Halaman ini tervalidasi

 Parki (Partai Kebangsaan Indonesia) jakin akan besar faedahnja persatuan para wanita jang insjaf. Kami senantiasa dapat bantuan lahir dan bathin dari Organissi Wanita jang berdiri disamping kami, jaitu Parkiwa ( Partai Kebangsaan Indonesia bg. Wanita) jang berideologi sama dengan kami dan bersatu dengan kami.
 Berkat bekerdja sama jang erat antara Parki dan Parkiwa, kami dapat menginsjafi betul-betul betapa pentingnja tenaga Wanita didalam bekerdja untuk kepartaian dan kepentingan Masjarakat. Moga mogag kesatuan pergerakan wanita jang telah se perempat abad usianja akan selandjutnja mengerahkan tenaga Wanita ini untuk kemuliaan Nusa dan Bangsa. Persatuan tenaga Wanita jang menurut kejakinan kami akan membawa hasil baik bagi Negara kita jang sekarang sedang mengalami serba kekurangan dan kesulitan.
 Marilah kita, Wanita dan Prija, bersama-sama bekerdja, bahu-membahu untuk menghindarkan segala rintangan jang menghalang-halangi kesedjahteraan dan kebahagiaan Bangsa kita!

Bandung, 9-11-1953.

SEPATAH KATA SAMBUTAN BERKENAAN DENGAN PERINGATAN SEPEREMPAT ABAD KESATUAN PERGERAKAN WANITA INDONESIA.

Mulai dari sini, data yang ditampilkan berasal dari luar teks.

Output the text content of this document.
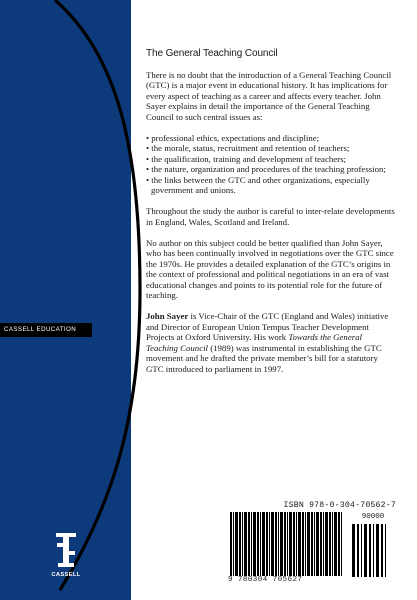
CASSELL EDUCATION
CASSELL
The General Teaching Council

There is no doubt that the introduction of a General Teaching Council (GTC) is a major event in educational history. It has implications for every aspect of teaching as a career and affects every teacher. John Sayer explains in detail the importance of the General Teaching Council to such central issues as:

• professional ethics, expectations and discipline;
• the morale, status, recruitment and retention of teachers;
• the qualification, training and development of teachers;
• the nature, organization and procedures of the teaching profession;
• the links between the GTC and other organizations, especially government and unions.

Throughout the study the author is careful to inter-relate developments in England, Wales, Scotland and Ireland.

No author on this subject could be better qualified than John Sayer, who has been continually involved in negotiations over the GTC since the 1970s. He provides a detailed explanation of the GTC’s origins in the context of professional and political negotiations in an era of vast educational changes and points to its potential role for the future of teaching.

John Sayer is Vice-Chair of the GTC (England and Wales) initiative and Director of European Union Tempus Teacher Development Projects at Oxford University. His work Towards the General Teaching Council (1989) was instrumental in establishing the GTC movement and he drafted the private member’s bill for a statutory GTC introduced to parliament in 1997.

ISBN 978-0-304-70562-7
90000
9 780304 705627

 Djika benar pendapat orang bahwa perdjuangan wanita itu pada umumnja melalui tiga tingkatan masa, jaitu masa perdjuangan untuk laki-laki, ter hadap laki-laki dan dengan laki-laki , maka selama seperempat abad pergerakan wanita Indonesia ini tidaklah begitu nampak tingkatan perdjuangan jang pertama dan jang kedua. Jang nampak benar selama ini ialah perdjuangan tingkatan ketiga, jaitu perdjuangan wanita bersama-sama dengan kaum laki-laki. Hampir disegala lapangan kaum wanita Indonesia bekerdja bersama-sama dengan kaum laki-laki untuk membangun bangsa dan menegakkan negara jang merdeka. Sampai-sampai dalam lapangan perdjuangan bersendjata kaum wanita tidak ketinggalan dengan kaum laki-laki dalam mempertahankan kemerdekaan negaranja. Dan sebagai hasil perdjuangan bersama laki-laki ini maka wanita Indonesia sekarang politis memperoleh kedudukan jang tidak kalah dengan kedudukan wanita dinegeri modern jang manapun djuga, bahkan mungkin mendjadikan iri-hati bagi wanita dibanjak negeri. Wanita Indonesia mempunjai hak pilih aktif dan pasif jang sama dengan kaum laki-laki. Tidak ada suatu kedudukan jang penting dalam pemerintahan Indonesia jang tidak djuga terbuka bagi kaum wanita, sehingga dari sedjak kemerdekaan Indonesia kaum wanitanjapun dapat ikut mengemudikan negara dengan menduduki djabatan-djabatan jang penting sebagai menteri, anggauta Parlemen atau Dewan Pertimbangan Agung.
 Akan tetapi dengan semua ini belumlah berarti bahwa kedudukan wanita Indonesia sekarang ini telah begitu sempurna. Kedudukan wanita Indonesia dalam politik jang telah begitu sempurna itu

djauh belum seimbang dengan kedudukan sosial. Terutama dalam lapangan hukum perkawinan masih perlu diperdjuangkan hak-hak wanita jang sangat mutlak bagi kedudukan wanita jang lajak, padahal disini banjaklah tersangkut soal- soal nasional jang penting jang pasti tidak kurang pentingnja dari pada kedudukan wanita jang sama dengan kedudukan kaum laki-laki dalam politik. Dan memang dalam masa seperempat abad jang telah lalu ini rupanja belum banjaklah usaha ke arah ini. Maka mudah-mudahan dalam masa jang akan datang ini usaha wanita dalam hal ini akan memperoleh hasil-hasil jang baik.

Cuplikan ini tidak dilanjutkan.